日本のパンの歴史2 江戸時代〜大正時代

ちょっと間が空いてしまいましたが、再開します。

江戸時代

1639年の鎖国政策によりキリスト教は、弾圧されキリスト教のシンボル的なパンも作ることができなくなり食べられなくなっていきました。

パンが再び注目を集め利用されるようになったのは、1840年に始まったアヘン戦争がきっかけです。清に圧勝したイギリス軍が日本にも攻め込むのでは、と恐れた当時の幕府は、伊豆の韮山(にらやま)の代官であり、軍学者・江川太郎左衛門にイギリス撃退の作戦を命じました。彼は軍備補強を進めるなかで、とぎ汁や炊飯の煙が出る米よりそのまま食べられるパンの方が敵に見つかりにくく携帯食に便利だと考え、師に当たる高島秋帆の部下で長崎のオランダ屋敷で料理人をしていてパン作りを覚えた作太郎を韮山の江川太郎左衛門宅に呼び寄せ、パン焼き窯を作って1842年4月12日、記念すべき「兵糧パン」第1号が焼き上げられました。日本人による日本人のためのパンが本格的に作られたのは、これが初めてだといわれています。伊豆の郷土史研究家橋本さんによると現在の乾パンに近い製品だったようです。実際にレシピに基づき再現実験もされています。

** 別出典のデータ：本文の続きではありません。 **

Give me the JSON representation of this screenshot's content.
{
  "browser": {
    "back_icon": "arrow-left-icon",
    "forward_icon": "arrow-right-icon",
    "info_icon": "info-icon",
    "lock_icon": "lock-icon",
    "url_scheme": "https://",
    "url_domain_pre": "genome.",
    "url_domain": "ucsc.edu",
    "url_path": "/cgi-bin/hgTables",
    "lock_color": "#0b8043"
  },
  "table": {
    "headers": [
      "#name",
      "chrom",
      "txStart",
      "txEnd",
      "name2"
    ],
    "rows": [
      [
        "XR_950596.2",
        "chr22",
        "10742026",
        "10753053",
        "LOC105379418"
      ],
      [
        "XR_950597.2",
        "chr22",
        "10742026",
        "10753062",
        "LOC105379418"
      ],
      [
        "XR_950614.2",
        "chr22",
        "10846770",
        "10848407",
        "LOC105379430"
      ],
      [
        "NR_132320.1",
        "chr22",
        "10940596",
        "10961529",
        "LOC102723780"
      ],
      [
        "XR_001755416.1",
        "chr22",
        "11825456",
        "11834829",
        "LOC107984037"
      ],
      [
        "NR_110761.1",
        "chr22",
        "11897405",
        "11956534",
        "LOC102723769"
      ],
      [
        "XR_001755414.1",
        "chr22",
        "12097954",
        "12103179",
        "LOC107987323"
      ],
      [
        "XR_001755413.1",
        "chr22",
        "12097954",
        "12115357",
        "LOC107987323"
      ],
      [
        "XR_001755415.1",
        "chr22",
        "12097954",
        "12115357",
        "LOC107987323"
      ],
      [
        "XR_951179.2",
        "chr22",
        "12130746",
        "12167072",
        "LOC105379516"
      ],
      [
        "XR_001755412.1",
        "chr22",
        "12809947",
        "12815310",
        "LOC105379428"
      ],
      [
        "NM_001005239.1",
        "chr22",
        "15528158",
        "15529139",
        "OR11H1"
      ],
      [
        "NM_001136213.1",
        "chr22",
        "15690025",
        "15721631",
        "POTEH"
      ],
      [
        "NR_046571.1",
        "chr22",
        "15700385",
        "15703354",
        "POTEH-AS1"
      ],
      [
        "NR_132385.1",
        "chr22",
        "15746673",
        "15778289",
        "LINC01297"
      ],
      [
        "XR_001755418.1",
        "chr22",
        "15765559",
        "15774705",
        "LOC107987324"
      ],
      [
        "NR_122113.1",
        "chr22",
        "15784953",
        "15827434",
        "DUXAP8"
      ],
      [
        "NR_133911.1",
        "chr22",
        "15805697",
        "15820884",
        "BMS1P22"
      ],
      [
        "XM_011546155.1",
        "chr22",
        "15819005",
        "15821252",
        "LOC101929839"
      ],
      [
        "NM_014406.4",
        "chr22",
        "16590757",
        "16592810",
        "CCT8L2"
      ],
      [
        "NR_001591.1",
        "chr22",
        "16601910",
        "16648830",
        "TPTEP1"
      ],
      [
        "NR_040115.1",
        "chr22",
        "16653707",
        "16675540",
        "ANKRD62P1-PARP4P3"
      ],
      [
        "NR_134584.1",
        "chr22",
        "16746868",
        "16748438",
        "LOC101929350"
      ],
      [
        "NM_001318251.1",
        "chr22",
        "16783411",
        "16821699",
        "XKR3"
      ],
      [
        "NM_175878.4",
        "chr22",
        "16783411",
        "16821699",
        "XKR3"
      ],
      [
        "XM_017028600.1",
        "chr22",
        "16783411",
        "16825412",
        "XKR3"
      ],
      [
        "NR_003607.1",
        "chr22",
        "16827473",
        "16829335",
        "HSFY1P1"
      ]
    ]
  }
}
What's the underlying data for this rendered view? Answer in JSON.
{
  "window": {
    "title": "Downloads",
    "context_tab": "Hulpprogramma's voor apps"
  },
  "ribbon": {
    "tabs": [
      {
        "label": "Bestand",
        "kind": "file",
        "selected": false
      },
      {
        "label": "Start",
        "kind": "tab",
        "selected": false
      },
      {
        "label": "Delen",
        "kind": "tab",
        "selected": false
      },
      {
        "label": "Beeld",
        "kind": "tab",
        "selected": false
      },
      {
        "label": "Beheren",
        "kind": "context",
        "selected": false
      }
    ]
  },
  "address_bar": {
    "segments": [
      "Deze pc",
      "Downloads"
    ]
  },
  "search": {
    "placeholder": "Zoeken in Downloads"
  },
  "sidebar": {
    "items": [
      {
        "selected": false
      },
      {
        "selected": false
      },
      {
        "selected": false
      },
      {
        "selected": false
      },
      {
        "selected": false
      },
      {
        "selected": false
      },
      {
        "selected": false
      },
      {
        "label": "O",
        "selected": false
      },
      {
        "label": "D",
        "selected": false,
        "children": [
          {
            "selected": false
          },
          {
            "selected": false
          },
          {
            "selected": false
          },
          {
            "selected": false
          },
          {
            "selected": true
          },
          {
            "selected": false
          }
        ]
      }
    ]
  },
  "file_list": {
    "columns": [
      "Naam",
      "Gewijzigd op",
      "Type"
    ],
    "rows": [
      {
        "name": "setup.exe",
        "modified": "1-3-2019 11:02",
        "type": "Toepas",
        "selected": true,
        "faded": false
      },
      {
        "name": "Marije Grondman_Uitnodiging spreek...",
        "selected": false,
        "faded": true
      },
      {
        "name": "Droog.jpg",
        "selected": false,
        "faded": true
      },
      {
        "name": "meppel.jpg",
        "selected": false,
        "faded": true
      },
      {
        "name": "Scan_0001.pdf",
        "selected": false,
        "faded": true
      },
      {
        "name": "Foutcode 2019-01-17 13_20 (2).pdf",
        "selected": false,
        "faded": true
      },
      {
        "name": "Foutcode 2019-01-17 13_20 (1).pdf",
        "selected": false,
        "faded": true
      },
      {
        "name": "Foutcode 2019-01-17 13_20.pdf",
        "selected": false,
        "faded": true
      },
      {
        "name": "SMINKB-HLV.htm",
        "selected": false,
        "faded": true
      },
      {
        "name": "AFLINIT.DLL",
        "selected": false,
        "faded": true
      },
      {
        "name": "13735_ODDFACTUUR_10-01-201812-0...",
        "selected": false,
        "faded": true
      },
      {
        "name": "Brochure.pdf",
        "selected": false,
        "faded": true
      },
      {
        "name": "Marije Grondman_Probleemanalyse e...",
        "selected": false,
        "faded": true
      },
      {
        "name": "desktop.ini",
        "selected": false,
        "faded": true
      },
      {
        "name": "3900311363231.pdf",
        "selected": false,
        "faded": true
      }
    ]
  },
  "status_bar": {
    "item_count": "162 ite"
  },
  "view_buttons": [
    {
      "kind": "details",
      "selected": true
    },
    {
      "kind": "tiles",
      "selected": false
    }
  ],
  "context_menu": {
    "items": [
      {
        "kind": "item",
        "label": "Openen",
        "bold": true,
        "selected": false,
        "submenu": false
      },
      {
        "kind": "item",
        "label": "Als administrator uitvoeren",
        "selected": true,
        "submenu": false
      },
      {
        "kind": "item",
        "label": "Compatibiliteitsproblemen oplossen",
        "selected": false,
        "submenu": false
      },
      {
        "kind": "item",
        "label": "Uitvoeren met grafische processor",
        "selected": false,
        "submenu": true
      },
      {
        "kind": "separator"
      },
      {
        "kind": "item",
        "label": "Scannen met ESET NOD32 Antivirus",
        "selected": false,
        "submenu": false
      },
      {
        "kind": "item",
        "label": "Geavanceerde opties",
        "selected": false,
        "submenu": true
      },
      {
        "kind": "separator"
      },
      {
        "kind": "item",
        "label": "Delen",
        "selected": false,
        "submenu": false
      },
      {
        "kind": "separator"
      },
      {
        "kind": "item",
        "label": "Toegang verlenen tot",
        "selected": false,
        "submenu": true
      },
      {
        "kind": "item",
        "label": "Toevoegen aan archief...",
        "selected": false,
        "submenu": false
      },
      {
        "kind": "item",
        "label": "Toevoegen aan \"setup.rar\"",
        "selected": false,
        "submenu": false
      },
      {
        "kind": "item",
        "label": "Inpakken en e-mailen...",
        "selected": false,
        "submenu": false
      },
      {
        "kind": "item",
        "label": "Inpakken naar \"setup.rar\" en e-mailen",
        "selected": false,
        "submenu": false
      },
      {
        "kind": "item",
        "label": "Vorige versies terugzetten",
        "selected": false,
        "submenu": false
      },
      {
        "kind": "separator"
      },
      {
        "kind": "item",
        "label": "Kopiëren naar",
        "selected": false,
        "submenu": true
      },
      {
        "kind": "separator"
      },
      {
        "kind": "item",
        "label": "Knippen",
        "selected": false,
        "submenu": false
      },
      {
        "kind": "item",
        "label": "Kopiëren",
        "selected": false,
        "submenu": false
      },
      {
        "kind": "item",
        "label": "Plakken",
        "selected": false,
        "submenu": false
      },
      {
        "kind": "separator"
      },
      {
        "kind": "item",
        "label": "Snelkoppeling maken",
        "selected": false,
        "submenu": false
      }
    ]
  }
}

やがて、鎖国令が解かれて開国した日本では、再びパンが広く作られるようになりました。ちなみにパン食普及協議会が、1982年毎月12日をパンの日としています。

明治時代

江戸が東京に変わり、西洋文化が急速に浸透していった明治時代。パン文化も本格的に根付き始めました。明治2年(1869)には、日本に現存する最古のベーカリー「木村屋総本店」が開業。そこで誕生したのがあんパンです。日本人の好みに合うよう、日本酒の酒種でパン生地を発酵させる技術を開発した。やがてあんパンは、ガス灯などと並んで「文明開化の七つ道具」といわれ、人々の人気を集めました。明治8年4月4日。東京向島の水戸藩下屋敷を行幸された明治天皇に初めて酒種桜あんぱんを献上した日を「あんぱんの日」として記念日に制定されています。
 現在の木村屋の酒種桜あんぱん

西洋文化を学び追いつけの時代でしたのでパンとミルクという西洋風の食事は栄養価が高いとされ、明治初期に誕生した軍隊でもパン食が採用されるなど、パン食は日本中にひろまっていきました。
小麦の需要の高まりを受け明治12年(1879)には、泰靖社(日本製粉の前身)が日本で最初の機械式製粉工場を稼動しました。今では、あまり聞かなくなったメリケン粉は、日本産を小麦粉、アメリカから輸入した小麦粉をメリケン粉と呼んでいた名残です。

大正時代

大正時代は、1912年-1926年のわずか14年の短い期間でしたが、パンの発展にも大きな変化が起きた時代でした。大正3(1914)に始まった第一次世界大戦では、イギリスと軍事同盟を結んでいた日本も連合国の一員として参加することになりました。その結果として、敵国であるドイツ人の捕虜が日本各地に収容されたことで、ドイツ式パンの製法や焼き釜が伝えられたそうです。また同盟国アメリカの影響で、砂糖やバターを使ったリッチなパンも普及。大戦勝利後の好景気で、機械化やイーストの製造に投資され徒弟制度のパン作りから工場による大規模生産も始まり、パン食は日本人の間でさらに広まりました。消費量としては、現在の1/8程度でしたが、角食パン、玄米パン、菓子パン、黒パンなど種類が増えたのもこの時代です。江戸時代と同じく軍隊の食料として角食ぱんが見直され、一般の人は米価格急騰による米騒動などもあり角食ぱんが、米の代替食として食べられるようになりました。戦後の好景気に沸く頃、工業化の流れにより敷島パン、フジパン、伊藤製パン、など続々と開業し木村屋総本店や中村屋などの昔からのパン屋さんも機械化を進めています。まだまだ欧米の文化が広く好まれていたわけではありませんが、洋服の女性が増えるなど日本にも少し自由な空気が流れた時代だったように思います。